If you mean “physically violated” then sure, you cannot be physically violated by words, but I don’t see the value in making that distinction. If a woman is afraid to go to work because her colleague shouts obscene remarks at her every time he sees her, why does it matter (in the context of ensuring she feels safe at work) if he hasn’t escalated to committing the acts he threatens yet?

Every situation is different, for some women a physical assault can be far less violating than a daily campaign of verbal harassment.

2 comments

"physical assault can be far less violating than ... verbal harassment."

...

You are the reason for the article above. Congrats. Now celebrate your victory.

My statement is absolutely true and the fact that you see harassment and assault as such black and white things makes your ignorance clear — the fact that you had to edit my single sentence to try and make your point should have been a pretty clear sign of that.

There are physical assaults that are far less consequential than verbal assaults, that’s an indisputable fact. Anyone who has experience with victims, has been a victim _or_ even just someone who uses “logic and reason” would understand that.

I don't see them as black and white. I said there was an issue and gave examples. I asked a question based on such examples.

Stop moving the goal posts. Stop your whataboutisms. My original post comparing #1 to #2 stands. You confound such situations. This hurts everyone.

Sorry mate, you have good points but they don't justify the reasoning.

If a person is being harassed by a colleague and they're not cool with it, then the next step is reporting it and trying to get that person out of their life.

> You cannot be physically violated by words, but I don't see the value in making that distinction.

Maybe I can point out the value for you... Americans and humans in general have an inalienable natural born human right to say, in general, whatever they wish. There's value in human rights. On the other hand, any kind of physical touch can be interpreted as assault if the recieving party doesn't consent.

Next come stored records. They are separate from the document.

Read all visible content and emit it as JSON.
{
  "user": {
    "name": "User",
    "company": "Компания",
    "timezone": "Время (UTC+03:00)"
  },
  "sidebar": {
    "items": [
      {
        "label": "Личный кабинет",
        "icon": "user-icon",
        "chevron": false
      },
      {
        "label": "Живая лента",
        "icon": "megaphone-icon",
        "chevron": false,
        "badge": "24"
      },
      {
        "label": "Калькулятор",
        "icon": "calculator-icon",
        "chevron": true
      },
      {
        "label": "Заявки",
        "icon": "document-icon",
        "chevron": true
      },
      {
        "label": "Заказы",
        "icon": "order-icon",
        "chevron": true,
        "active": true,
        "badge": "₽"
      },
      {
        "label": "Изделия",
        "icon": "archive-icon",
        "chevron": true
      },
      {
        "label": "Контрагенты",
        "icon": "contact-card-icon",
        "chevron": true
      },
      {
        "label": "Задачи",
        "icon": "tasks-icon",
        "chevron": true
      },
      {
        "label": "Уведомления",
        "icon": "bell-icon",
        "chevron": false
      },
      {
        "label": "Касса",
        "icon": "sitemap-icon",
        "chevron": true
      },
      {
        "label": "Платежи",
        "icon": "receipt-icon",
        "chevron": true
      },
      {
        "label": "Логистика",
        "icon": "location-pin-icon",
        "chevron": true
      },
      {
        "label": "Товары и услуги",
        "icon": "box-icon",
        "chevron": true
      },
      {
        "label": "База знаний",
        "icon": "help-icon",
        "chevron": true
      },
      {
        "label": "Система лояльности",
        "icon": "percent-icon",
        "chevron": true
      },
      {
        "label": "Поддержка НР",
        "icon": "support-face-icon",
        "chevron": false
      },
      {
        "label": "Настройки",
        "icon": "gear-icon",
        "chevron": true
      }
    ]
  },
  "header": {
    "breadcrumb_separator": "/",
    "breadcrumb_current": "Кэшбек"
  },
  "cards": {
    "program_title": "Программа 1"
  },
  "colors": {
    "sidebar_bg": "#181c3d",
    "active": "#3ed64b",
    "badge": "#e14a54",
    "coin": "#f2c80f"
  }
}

> Why does it matter if he hasn't escalated to committing the acts he threatens yet?

Because expressing their rights to speech isn't illegal. Not only is it not assault, but it's not even close to assault. You're miles away from actual physical assault. In terms of logical progression.

Edit:

> for some women a physical assault can be far less violating than a daily campaign of verbal harassment.

Can you explain this, because I'm entirely unconvinced.

Physical assault is wide ranging, from unwanted groping (touching body without permission) all the way to rape. Verbal harassment is wide ranging, from something creepy said in passing to violent language used constantly.

I don’t think it’s hard to imagine being more threatened and traumatised and violated by someone in a position of privilege detailing the ways they want to have sex with you in graphic detail every day you interact with them, than threatened/violated/traumatised by a drunk person at a party grabbing at your body without permission.

I think you're 100% wrong. Any person would feel more threatened by a person physically assaulting them, than by being harassed verbally. What's hard to imagine is how you ever came to this conclusion.

Verbal harassment doesn't get any more violent than putting the idea of assault in your head. Actual assault is the manifestation of the idea brought by the verbal harassment. It's an entire order of magnitude worse than verbal harassment! It's not even in the same league!

I’m not arguing hypotheticals. I know women who have had experiences that were more harmful to them because of what was said and what that represents, more so than physical assault experiences.

I don’t know what your life is like, whether you’re friends with many women, but if you ever have an opportunity to listen to someone speak about abuse I really recommend it. You will learn so much. Abuse is so much more than what you think it is.

I was verbally abused by my mother all through my childhood, I understand it plenty.

If you make the comparison of horrific verbal abuse to nearly-innocent physical abuse, I could see what you mean. But if you keep the degree of assault identical between physical and verbal assault, physical will always be worse.